In honor of National Kindness Week, we want to highlight our District 9 press officer, Tara Callahan-Henry, for using her time to help those in need.
Going to another country to help a less fortunate family in an impoverished city sounds daunting; it may even invoke a little fear and uncertainty in a person. But, with no hesitation, Tara Callahan-Henry, together with a group of 19 others, did just that this past summer and loved the experience so much they already have started planning another trip for this year.
The group was made up of members of Callahan-Henry's church, Hicks Methodist in Duncansville, and other friends and family. They travelled to Ensenada, Mexico, which is on the Baja Peninsula, about 2 hours south of San Diego. There, they spent a week building a new home for Isabel Pacheco-Cruz and her five sons. Pacheco-Cruz took her children and left an abusive relationship for a better life, but a diagnosis of tuberculosis left her unable to work and get necessary medical treatments. Her eldest son, Edgar, dropped out of school at age 14 to provide for the family – working at a flower farm for $89 a week.

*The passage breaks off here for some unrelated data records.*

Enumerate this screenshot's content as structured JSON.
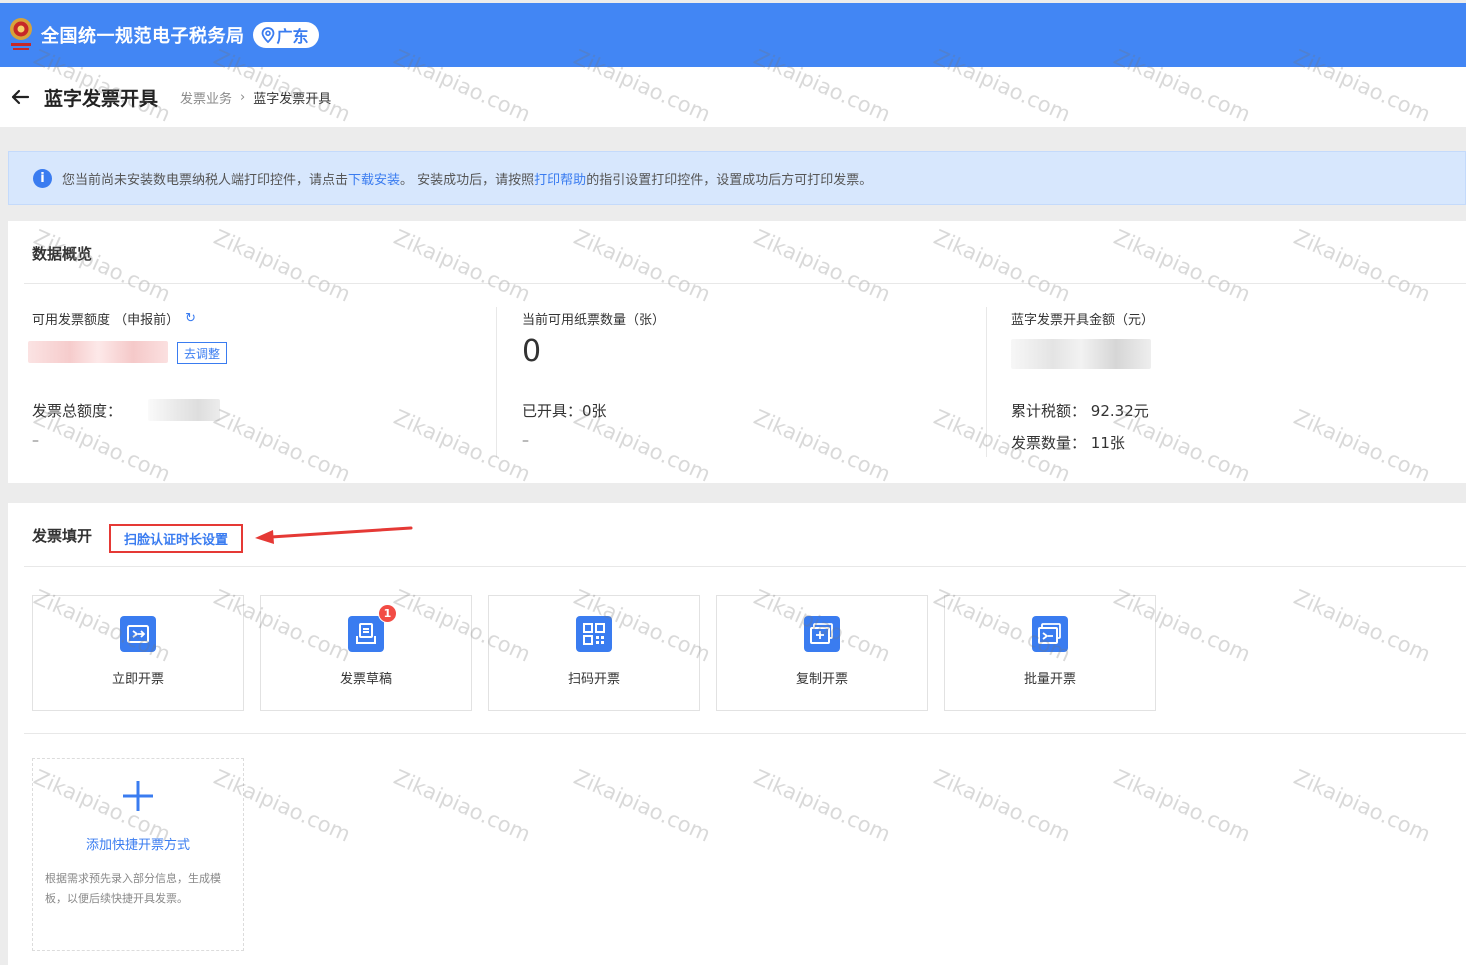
{
  "header": {
    "site_title": "全国统一规范电子税务局",
    "region": "广东"
  },
  "subheader": {
    "page_title": "蓝字发票开具",
    "breadcrumb": [
      "发票业务",
      "蓝字发票开具"
    ]
  },
  "notice": {
    "text_1": "您当前尚未安装数电票纳税人端打印控件，请点击",
    "link_1": "下载安装",
    "text_2": "。 安装成功后，请按照",
    "link_2": "打印帮助",
    "text_3": "的指引设置打印控件，设置成功后方可打印发票。"
  },
  "overview": {
    "title": "数据概览",
    "quota": {
      "label": "可用发票额度 （申报前）",
      "adjust_label": "去调整",
      "total_label": "发票总额度：",
      "dash": "–"
    },
    "paper": {
      "label": "当前可用纸票数量（张）",
      "value": "0",
      "issued_label": "已开具：",
      "issued_value": "0张",
      "dash": "–"
    },
    "amount": {
      "label": "蓝字发票开具金额（元）",
      "tax_label": "累计税额：",
      "tax_value": "92.32元",
      "count_label": "发票数量：",
      "count_value": "11张"
    }
  },
  "issuing": {
    "title": "发票填开",
    "face_setting": "扫脸认证时长设置",
    "cards": [
      {
        "label": "立即开票",
        "icon": "invoice-issue-icon"
      },
      {
        "label": "发票草稿",
        "icon": "draft-icon",
        "badge": "1"
      },
      {
        "label": "扫码开票",
        "icon": "qr-code-icon"
      },
      {
        "label": "复制开票",
        "icon": "copy-invoice-icon"
      },
      {
        "label": "批量开票",
        "icon": "batch-invoice-icon"
      }
    ],
    "add_shortcut": {
      "title": "添加快捷开票方式",
      "desc": "根据需求预先录入部分信息，生成模板，以便后续快捷开具发票。"
    }
  },
  "watermark": "Zikaipiao.com",
  "colors": {
    "brand_blue": "#4286f4",
    "link_blue": "#3a7cf0",
    "highlight_red": "#e53935",
    "badge_red": "#f24c45"
  }
}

Ensenada is a very poor community with little running water, little electricity, and few paved roads. Dogs are kept as guards, not pets, to protect people and their belongings.
"I don't think I was prepared for the poverty we saw. Some people had nothing," Callahan-Henry said. "Isabel and her boys slept each night on the concrete slab at the construction site to ensure no building materials would be stolen."
The family had been living in an addition built onto another family member's home. They shared two mattresses among all of them, with only a small cabinet for furniture and a camp stove for cooking.
"We wanted to provide this family with a home, a sense of safety and a place to grow in love and to grow with their faith," Callahan-Henry said. "For the first time the boys each had their own beds, their own pillows, extra clothes, new bikes – things they never had."
The language barrier presented challenges, as very few people outside the Yugo Ministries campus where the group stayed spoke English.
"Two members of our group spoke enough Spanish to help, but, they weren't always with us," Callahan-Henry explained. "Yet, there was still an understanding between everyone, a simple smile or hug from a stranger meant so much. They were happy to see us and willing to help us. One night, we went to buy school supplies at the local Wal-Mart and a young mother helped us determine what certain items were and what the boys would need in the best way she could without knowing much English herself."
A few of Callahan-Henry's ministry group also conducted a vacation bible school program each afternoon for a group of 20-30 children, who did not speak English. An interpreter helped with lessons, but shyness prevented some of kids from waiting for the translation.
"A friend and I would have some of the little girls come up to us and want to tell us something and when we could call our translator over, they would giggle and run away," Callahan-Henry explained. "They wanted to share something with us as women and they didn't want to tell the male interpreter."
But they quickly learned that you don't need to speak the same language to show your love.
"Each day when we showed up on the build site, the smiles of the family showed us all the love we needed."
Callahan-Henry and the others at Hicks Methodist are eagerly planning the next trip to Ensenada for August 2020. It takes about 10-11 months to pick dates, coordinate arrangements and raise funds to pay for the house-building and other items for recipients.
"We purchase items to help furnish the family's home — clothing, bedding, curtains. And once we get there, we shop for things we can't fly with like dishes, kitchen items, and other housewares," Callahan-Henry said.
This journey has inspired her to continue to do more ministry work like this and eventually bring her children when they are old enough.
"This trip was very humbling and eye-opening for me. The hardest part was being away from my kids and explaining to them why I was going to help build a house for a family that didn't have one and that I was buying clothes for children who don't have many," she said. "For my kids who have all their basic needs met, hearing that these kids have no TV, no video games, no running water or electricity was a foreign concept to them."
The theme for their trip was "Love is," from the book of 1 John in the Bible. Tara and the others set out to show kindness and love to people in a place they'd never been and received it in return.
"The kindness from complete strangers was just amazing - from the church congregation who welcomed us into their service and prayed for us, to the women who prepared a lunch for us on the last day of the house build," Callahan-Henry reflected. "They came around to hug and thank each of us for helping one of their own. It truly was an amazing experience."
This follows the pattern of generosity at the district, with District 9 participating in "Stuff the Barrel" and a canned food drive every year.